Я была поглощена удовольствием, я не могла понять, о чем он говорил, и кто мог нас услышать.

- Кто... услышит... Амал... – прерывисто произнесла я, вывернув тело от наслаждения при его глубоком проникновении.

Он страстно поцеловал меня в губы, будто не хотел отвечать, прижал мою голову к себе и вновь предал меня наслаждению.

- Мои родители... - произнёс он, но не остановился. - Они здесь... в соседней комнате... - продолжил он, не прекращая пытать меня своим чувственным проникновением.

Я замерла на секунду, моё сердце усиленно забилось. Я испытывала страх и одновременно этот жар, который поднимался с каждой секундой и в любой момент мог вознести моё удовольствие до небес.

Амал прижался ко мне и замер, прикусив немного мою губу.

Сильный жар пробежался по всему моему телу и через пару минут ослабел.

Я энергично зашевелила ногами, приподнялась, нащупывая пол в темноте, пытаясь отыскать недостающие части моего гардероба.

- Не уходи... - произнёс он тихо. - Уже очень поздно... Утром я позвоню водителю.

Я наконец нашла свои трусики, подняла с пола и в спешке одела их на себя.

Мне все казалось, что я была полностью обнажена. Мое платье не прикрывало рук, на груди - низкий вырез.

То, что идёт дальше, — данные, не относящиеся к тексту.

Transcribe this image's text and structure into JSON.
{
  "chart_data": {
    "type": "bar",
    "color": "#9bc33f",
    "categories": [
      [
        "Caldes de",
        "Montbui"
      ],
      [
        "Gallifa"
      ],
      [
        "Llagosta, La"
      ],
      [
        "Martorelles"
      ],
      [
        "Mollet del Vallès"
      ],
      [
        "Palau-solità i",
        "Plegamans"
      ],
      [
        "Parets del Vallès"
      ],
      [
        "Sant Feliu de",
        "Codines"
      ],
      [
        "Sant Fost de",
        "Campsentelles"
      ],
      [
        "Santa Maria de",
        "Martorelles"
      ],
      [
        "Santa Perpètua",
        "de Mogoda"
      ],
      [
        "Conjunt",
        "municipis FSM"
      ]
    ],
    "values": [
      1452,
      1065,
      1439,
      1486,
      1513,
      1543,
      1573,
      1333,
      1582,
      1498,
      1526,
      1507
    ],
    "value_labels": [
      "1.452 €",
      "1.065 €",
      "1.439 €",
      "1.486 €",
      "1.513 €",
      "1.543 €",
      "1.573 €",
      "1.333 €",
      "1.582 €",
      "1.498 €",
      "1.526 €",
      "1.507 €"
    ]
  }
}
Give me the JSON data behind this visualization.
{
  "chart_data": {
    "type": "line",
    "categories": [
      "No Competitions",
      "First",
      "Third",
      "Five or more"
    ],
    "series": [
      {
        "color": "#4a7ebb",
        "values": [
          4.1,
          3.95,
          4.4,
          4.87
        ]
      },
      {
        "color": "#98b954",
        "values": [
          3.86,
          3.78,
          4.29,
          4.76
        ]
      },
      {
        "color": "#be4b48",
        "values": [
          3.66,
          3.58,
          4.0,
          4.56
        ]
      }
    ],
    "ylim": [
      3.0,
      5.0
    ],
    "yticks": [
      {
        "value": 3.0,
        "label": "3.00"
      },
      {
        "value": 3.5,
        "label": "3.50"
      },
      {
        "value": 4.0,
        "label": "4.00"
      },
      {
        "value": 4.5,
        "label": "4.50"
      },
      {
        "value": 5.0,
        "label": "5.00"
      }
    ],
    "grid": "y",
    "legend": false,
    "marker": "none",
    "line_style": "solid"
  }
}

Я взяла с кресла пальто и закуталась в него. При любом шорохе я была готова вылезти в окно или встретиться лицом к лицу с его родителями, но, в таком случае, на мне, по крайней мере, было пальто, что даже так, не объясняло мотива моего ночного визита.

Я разозлилась, приложила ладони к своим раскрасневшимся, раскаленным щекам.

- Почему ты мне раньше не сказал, что твои родители в Москве? - спросила

 я шепотом, всё пытаясь застегнуть на себе пуговицы до самой шеи.

- Я не могу без тебя… Я хотел быть с тобой. Останься... Я прошу тебя. – шептал Амал.

Он снял с меня пальто и мы вновь оказались на диване, переплетенные друг с другом, наслаждаясь слиянием наших губ.

Мы уснули, возможно, на пару часов. Ранним утром, когда на улице еще было темно, Амал разбудил меня, помог одеться и дал выпить крепкого кофе. Его водитель ждал меня внизу.

Я тихо проскользнула в прихожую и растворилась в утреннем тумане, оставив Амала наедине с родителями и объяснениями загадочных звуков, которые они, возможно, могли слышать сквозь ночной мрак московской квартиры.